A compreensão da vida como um contínuo de mudanças e adaptações não é fácil para uma sociedade moldada no protagonismo da juventude. Falar da prevenção de doenças e estratégias para a maturidade, por vezes, soa como mau agouro. Entretanto, tal como a preparação dedicada aos adolescentes para o ingresso na vida adulta, é necessário e, cada vez mais urgente, o planejamento para a vida depois dos 60 anos. Na quarta reportagem do especial Envelhecer no DF, a saúde dos idosos é o tema central. Nessa abordagem, histórias de moradores da capital federal se entremeiam com os desafios em prol de um futuro digno para os mais velhos.
Há três décadas Antônio Luiz de Lima, 74 anos, pratica corrida de rua. Com uma rotina ativa, o aposentado desenvolveu a própria fórmula de vitalidade. "Manter uma alimentação saudável, boa hidratação, praticar atividades físicas e dormir bem", explica o aposentado, que também faz musculação e hidroginástica.

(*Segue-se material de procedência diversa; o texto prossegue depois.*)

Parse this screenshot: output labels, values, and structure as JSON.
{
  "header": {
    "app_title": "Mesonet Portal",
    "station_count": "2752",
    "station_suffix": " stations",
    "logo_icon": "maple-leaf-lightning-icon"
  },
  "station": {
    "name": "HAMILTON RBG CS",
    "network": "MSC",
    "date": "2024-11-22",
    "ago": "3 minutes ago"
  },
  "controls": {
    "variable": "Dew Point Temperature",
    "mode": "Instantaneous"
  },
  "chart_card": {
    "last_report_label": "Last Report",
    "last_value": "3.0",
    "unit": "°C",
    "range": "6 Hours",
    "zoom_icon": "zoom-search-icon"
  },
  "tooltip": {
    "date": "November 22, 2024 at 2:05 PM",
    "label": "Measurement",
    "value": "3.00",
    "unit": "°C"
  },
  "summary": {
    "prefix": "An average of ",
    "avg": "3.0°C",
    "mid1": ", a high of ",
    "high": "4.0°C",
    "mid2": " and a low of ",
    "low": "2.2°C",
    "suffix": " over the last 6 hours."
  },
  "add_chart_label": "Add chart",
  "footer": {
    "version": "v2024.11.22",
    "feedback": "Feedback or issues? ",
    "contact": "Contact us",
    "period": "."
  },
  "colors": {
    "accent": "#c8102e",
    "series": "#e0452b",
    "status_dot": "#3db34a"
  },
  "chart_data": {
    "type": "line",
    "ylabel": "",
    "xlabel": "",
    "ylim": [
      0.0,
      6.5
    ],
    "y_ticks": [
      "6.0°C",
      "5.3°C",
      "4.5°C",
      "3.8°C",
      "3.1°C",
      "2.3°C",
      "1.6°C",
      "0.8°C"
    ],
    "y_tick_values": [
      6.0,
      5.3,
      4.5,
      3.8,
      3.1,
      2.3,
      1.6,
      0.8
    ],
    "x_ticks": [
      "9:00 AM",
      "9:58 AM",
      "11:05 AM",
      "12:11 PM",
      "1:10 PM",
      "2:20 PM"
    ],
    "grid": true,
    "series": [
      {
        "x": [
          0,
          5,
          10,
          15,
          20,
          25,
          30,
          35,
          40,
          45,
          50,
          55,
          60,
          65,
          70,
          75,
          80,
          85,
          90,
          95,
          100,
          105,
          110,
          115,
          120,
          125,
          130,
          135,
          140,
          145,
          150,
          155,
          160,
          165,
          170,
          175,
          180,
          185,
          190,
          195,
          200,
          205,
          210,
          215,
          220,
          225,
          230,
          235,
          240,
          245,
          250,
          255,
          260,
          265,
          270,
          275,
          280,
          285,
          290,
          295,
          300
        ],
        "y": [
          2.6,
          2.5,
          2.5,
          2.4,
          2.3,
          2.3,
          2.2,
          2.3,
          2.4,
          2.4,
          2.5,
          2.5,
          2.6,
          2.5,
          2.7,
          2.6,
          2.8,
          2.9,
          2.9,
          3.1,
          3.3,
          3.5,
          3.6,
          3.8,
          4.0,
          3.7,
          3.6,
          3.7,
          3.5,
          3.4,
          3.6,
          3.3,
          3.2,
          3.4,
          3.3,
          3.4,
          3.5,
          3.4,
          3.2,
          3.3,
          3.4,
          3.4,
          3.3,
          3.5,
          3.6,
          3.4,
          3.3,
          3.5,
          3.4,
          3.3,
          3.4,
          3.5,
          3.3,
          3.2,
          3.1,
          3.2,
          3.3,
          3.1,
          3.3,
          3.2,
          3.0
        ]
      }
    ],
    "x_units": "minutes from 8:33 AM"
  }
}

Ex-lavrador, Antônio está de bem com a atual fase da vida, apesar de algumas mudanças do corpo. "Aprecio este momento, até porque tenho mais tempo para cuidar de mim. A maior dificuldade que sinto é quando preciso de atendimento médico, porque não tenho plano de saúde. Eu tenho artrite reumatoide e o tratamento é difícil, as dores são frequentes, mas busco e consigo, com atividades físicas, uma qualidade de vida melhor", orgulha-se.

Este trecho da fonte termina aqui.